= Mary Butterworth =

British counterfeiter (1686–1775)

Mary Peck Butterworth (July 27, 1686 – February 7, 1775) was a counterfeiter in colonial America.

==Biography==
Born to Joseph and Martha Peck in Rehoboth, Massachusetts, Mary married John Butterworth, son of a British captain in 1710. Mary allegedly started her counterfeiting operation around 1716. According to those who would later testify against her, she used starched cotton cloths to produce counterfeit bills, rather than the metal plates used more commonly in counterfeiting.

Using a slightly dampened piece of starched cloth she was able to lift ink from a genuine bill. With a hot iron, she transferred a pattern from the cloth to a blank paper bill, then inked the pattern by hand with quill pens. The original cotton cloth was easily disposed of through burning, leaving no hard evidence of a crime. Butterworth allegedly organized her counterfeiting operation into a cottage industry, sternly overseeing the work of the entire family. At the height of her operation, she was reportedly selling counterfeit bills at half their face value.

Colonial authorities knew of an extensive counterfeiting ring operating somewhere in the Rhode Island area throughout the later half of the 1710s, and felt it was beginning to have a damaging impact on the entire colonial economy. In 1722 colonial authorities became suspicious of Mary Butterworth after her husband John purchased a large, expensive new home for the family.
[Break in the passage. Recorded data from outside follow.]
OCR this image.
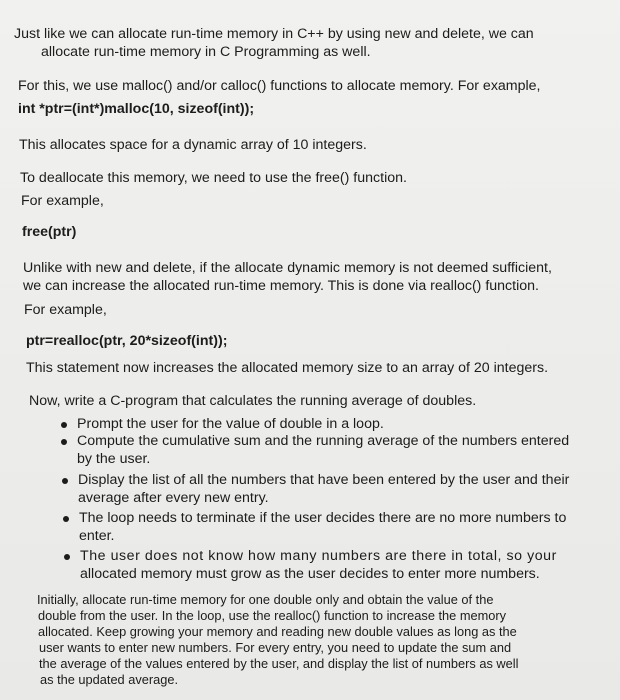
Just like we can allocate run-time memory in C++ by using new and delete, we can
allocate run-time memory in C Programming as well.
For this, we use malloc() and/or calloc() functions to allocate memory. For example,
int *ptr=(int*)malloc(10, sizeof(int));
This allocates space for a dynamic array of 10 integers.
To deallocate this memory, we need to use the free() function.
For example,
free(ptr)
Unlike with new and delete, if the allocate dynamic memory is not deemed sufficient,
we can increase the allocated run-time memory. This is done via realloc() function.
For example,
ptr=realloc(ptr, 20*sizeof(int));
This statement now increases the allocated memory size to an array of 20 integers.
Now, write a C-program that calculates the running average of doubles.
Prompt the user for the value of double in a loop.
Compute the cumulative sum and the running average of the numbers entered
by the user.
Display the list of all the numbers that have been entered by the user and their
average after every new entry.
The loop needs to terminate if the user decides there are no more numbers to
enter.
The user does not know how many numbers are there in total, so your
allocated memory must grow as the user decides to enter more numbers.
Initially, allocate run-time memory for one double only and obtain the value of the
double from the user. In the loop, use the realloc() function to increase the memory
allocated. Keep growing your memory and reading new double values as long as the
user wants to enter new numbers. For every entry, you need to update the sum and
the average of the values entered by the user, and display the list of numbers as well
as the updated average.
On August 14, 1723 a trial was held in Newport, Rhode Island. One Nicholas Campe testified he passed two counterfeit Rhode Island bills he obtained through Butterworth. Two of Butterworth's associates (her brother and his wife) turned state's evidence and also testified against her. Ultimately though, the court dismissed all charges against her for lack of hard evidence. Under the legal code of 1710 in colonial Rhode Island if any of the Butterworth family had been convicted of the crime of counterfeiting they would have faced severe punishment.

[The offender] was to suffer the pains of having their ears cropped, to be whipped or fined at discretion and imprisoned as the nature of the offense requires, and to pay double damage to the persons defrauded. In case the offender had no estate, he should be set at work, or sold for any term of years which the discretion of the judges considered satisfactory.

After the trial, Mrs. Butterworth reportedly gave up counterfeiting. She died in 1775 in Bristol County, Massachusetts, aged 88.